The Scent of a Photo

My smartphone just showed me a photo, taken exactly four years ago today. I published it on the Fediverse back then, showing nothing but enthusiasm for the great takeout food we had ordered.
The truth was different.
That morning, I had received a phone call from my mother, telling me that my grandmother wasn't feeling well. We thought it was just a common flu, but it felt "strange". I rushed to her. I found her standing, in high spirits, welcoming me with her usual affection and joy. She was already feeling much better but was a bit tired, so she had already eaten dinner and was heading to bed early. Her usual spirit, her usual stride, her usual grit.
Relieved, we decided to pick up some seafood takeout from a restaurant owned by a former classmate of mine. And the fish, besides being delicious, was abundant.
The next morning, I received a call from my mother: my grandmother was doing terribly - in her view, perhaps close to death. She had wanted to stay in her own home, alone - she refused to give up her independence - but seeing that her shutters hadn't been raised, my parents had burst into her house before 7:00. She was barely lucid, very lethargic.
The point was this: she was nearly 93 years old and almost unconscious - would it be right to call an ambulance, or would it be better, since she wasn't suffering, to let her take her leave from life that way? We talked about it for a moment: she was in perfect shape, took no medication, and until the day before, she went for walks of over an hour every day (to do the grocery shopping and back), carrying a cane only "to give her security" but never actually using it. We decided to call the ambulance immediately, and she was hospitalized as an emergency. The doctor told my father to prepare himself - it was too grave, and saving her was almost impossible. That night, mentally, I tried to prepare myself to say goodbye. I tried.
A week later, she was back at her house, on her feet, in good shape, with perfect lab results.
But it was a hollow victory because, as my other grandmother used to say, "death looks for its reason". Her condition would decline - slowly - over the following months, giving her both the awareness of her own frailty and the knowledge that she was leaving. She lost the self-sufficiency that meant everything to her.
I would only see her two more times, and speak to her on the phone a few others. On her birthday in March, she was angry because she had wanted a party, knowing it would be her last birthday. She knew it; we didn't. We saw a recovery; she saw the decline.
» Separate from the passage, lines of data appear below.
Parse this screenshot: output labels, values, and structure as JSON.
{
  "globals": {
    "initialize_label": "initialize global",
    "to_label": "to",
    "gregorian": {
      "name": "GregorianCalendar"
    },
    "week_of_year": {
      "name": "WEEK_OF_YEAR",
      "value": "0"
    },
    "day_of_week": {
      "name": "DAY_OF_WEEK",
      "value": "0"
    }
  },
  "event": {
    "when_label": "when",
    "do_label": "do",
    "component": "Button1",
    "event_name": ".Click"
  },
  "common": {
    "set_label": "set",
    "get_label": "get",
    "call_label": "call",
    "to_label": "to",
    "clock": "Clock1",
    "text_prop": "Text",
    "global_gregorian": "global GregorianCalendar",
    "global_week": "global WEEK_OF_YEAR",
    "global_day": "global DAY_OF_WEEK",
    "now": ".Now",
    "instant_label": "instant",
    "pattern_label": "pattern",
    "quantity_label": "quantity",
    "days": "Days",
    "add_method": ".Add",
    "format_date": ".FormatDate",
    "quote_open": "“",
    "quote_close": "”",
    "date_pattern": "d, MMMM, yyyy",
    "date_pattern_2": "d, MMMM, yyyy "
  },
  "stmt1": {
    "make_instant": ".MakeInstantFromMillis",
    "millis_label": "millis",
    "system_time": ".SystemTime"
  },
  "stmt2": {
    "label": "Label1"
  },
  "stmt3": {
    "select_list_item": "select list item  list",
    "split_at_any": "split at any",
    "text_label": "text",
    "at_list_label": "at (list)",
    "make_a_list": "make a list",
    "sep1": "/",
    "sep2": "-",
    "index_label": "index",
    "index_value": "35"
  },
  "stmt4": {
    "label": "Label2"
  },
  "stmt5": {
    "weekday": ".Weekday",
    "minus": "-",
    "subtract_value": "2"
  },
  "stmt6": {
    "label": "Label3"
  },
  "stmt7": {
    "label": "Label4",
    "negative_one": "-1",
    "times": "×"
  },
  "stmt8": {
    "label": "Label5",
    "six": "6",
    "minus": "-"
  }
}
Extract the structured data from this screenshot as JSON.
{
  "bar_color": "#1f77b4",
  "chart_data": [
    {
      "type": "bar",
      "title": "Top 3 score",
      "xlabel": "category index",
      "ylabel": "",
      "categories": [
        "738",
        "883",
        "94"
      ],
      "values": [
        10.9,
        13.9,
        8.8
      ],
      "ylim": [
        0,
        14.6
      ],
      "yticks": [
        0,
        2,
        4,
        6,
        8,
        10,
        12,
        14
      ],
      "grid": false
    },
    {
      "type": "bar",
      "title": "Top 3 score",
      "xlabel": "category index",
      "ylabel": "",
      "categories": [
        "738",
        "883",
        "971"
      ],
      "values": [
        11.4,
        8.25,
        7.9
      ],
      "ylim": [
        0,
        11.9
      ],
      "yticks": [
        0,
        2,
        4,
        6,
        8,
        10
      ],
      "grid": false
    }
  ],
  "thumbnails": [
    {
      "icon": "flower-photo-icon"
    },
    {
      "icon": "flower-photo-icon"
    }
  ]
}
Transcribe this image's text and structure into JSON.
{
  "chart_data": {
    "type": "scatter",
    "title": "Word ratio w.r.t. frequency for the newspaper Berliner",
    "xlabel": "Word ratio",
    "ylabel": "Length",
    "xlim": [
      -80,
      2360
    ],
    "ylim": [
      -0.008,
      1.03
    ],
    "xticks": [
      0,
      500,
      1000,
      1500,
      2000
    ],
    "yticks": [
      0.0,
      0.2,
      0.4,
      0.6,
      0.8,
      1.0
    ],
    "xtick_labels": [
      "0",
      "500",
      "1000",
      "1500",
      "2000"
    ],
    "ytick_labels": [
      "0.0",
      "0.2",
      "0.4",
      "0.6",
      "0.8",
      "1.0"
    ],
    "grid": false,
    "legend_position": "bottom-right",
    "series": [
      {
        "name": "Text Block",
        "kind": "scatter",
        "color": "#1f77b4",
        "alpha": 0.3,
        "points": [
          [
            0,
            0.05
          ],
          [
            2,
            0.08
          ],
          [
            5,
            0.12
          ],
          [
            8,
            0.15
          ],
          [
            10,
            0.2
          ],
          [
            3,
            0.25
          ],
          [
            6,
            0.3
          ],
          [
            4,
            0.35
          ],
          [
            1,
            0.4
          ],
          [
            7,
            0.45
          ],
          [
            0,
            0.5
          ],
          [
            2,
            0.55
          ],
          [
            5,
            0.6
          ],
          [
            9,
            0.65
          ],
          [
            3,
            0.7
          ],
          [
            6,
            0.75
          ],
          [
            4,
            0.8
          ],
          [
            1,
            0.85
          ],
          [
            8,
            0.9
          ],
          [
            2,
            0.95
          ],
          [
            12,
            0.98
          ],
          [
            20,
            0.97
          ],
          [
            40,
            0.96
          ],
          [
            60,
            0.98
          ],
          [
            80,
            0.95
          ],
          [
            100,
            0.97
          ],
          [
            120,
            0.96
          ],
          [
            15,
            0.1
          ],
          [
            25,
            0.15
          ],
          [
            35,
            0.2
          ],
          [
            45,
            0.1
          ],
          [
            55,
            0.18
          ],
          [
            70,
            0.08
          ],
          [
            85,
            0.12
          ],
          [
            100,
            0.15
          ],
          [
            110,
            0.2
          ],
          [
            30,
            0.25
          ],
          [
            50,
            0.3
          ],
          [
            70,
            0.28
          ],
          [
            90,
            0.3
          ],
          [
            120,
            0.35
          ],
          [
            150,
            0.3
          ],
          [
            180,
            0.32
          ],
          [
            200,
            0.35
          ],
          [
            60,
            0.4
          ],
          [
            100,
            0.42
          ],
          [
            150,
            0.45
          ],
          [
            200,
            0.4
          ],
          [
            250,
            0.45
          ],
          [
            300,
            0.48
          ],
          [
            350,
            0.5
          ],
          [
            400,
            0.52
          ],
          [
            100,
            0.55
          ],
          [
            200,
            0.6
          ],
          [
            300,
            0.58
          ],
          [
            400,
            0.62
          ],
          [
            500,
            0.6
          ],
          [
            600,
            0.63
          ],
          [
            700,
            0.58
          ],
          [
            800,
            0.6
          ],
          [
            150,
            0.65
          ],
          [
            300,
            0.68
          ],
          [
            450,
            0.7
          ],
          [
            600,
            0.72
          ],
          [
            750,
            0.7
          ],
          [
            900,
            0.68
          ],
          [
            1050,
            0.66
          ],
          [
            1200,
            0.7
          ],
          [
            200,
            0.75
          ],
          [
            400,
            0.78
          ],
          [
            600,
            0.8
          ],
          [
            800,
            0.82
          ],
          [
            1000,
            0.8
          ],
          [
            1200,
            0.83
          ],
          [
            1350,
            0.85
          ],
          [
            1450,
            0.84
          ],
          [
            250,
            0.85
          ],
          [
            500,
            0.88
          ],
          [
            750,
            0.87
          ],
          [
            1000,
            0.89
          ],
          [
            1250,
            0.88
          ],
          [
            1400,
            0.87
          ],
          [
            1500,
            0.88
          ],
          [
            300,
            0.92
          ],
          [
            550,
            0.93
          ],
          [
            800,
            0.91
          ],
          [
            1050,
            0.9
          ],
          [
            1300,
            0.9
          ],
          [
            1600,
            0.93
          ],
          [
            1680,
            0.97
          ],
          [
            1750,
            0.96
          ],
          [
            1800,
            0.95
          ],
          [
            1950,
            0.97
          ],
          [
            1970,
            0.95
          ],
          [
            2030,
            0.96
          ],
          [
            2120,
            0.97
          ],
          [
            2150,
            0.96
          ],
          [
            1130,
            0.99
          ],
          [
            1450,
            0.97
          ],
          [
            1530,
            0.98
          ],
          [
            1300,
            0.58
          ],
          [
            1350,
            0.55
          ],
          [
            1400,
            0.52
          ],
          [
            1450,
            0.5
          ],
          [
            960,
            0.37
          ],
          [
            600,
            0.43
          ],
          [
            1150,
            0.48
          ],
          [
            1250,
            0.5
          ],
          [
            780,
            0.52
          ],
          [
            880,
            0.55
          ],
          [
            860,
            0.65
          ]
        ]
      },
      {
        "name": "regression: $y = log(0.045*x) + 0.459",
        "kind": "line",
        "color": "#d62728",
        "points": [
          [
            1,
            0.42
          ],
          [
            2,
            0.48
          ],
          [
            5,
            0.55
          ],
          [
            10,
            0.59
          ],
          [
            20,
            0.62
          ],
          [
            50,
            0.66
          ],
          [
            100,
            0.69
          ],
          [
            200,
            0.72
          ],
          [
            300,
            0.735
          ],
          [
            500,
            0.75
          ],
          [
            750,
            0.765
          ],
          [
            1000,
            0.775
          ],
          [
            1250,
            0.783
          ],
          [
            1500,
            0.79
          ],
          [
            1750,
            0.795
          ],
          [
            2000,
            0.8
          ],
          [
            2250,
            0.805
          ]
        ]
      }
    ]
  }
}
And today, looking at that photo, I asked myself if, perhaps, it would have been better to avoid calling that ambulance. To let her go like that, without suffering, in her own bed, in her own home. Independent, until the very end. Things went differently: one is never truly ready to let go of someone they love.
And today, looking at that photo, I can't help but think that the restaurant in the picture is now closed. Because the restaurateur, my former classmate, passed away a few months ago. At an age when one should be living life to its fullest, certainly not gone.
Sometimes, a photo is enough to bring you back to the exact mood of that precise instant. A photo where all you see is excellent and abundant fish, but all you feel is anguish, suffering, and sadness.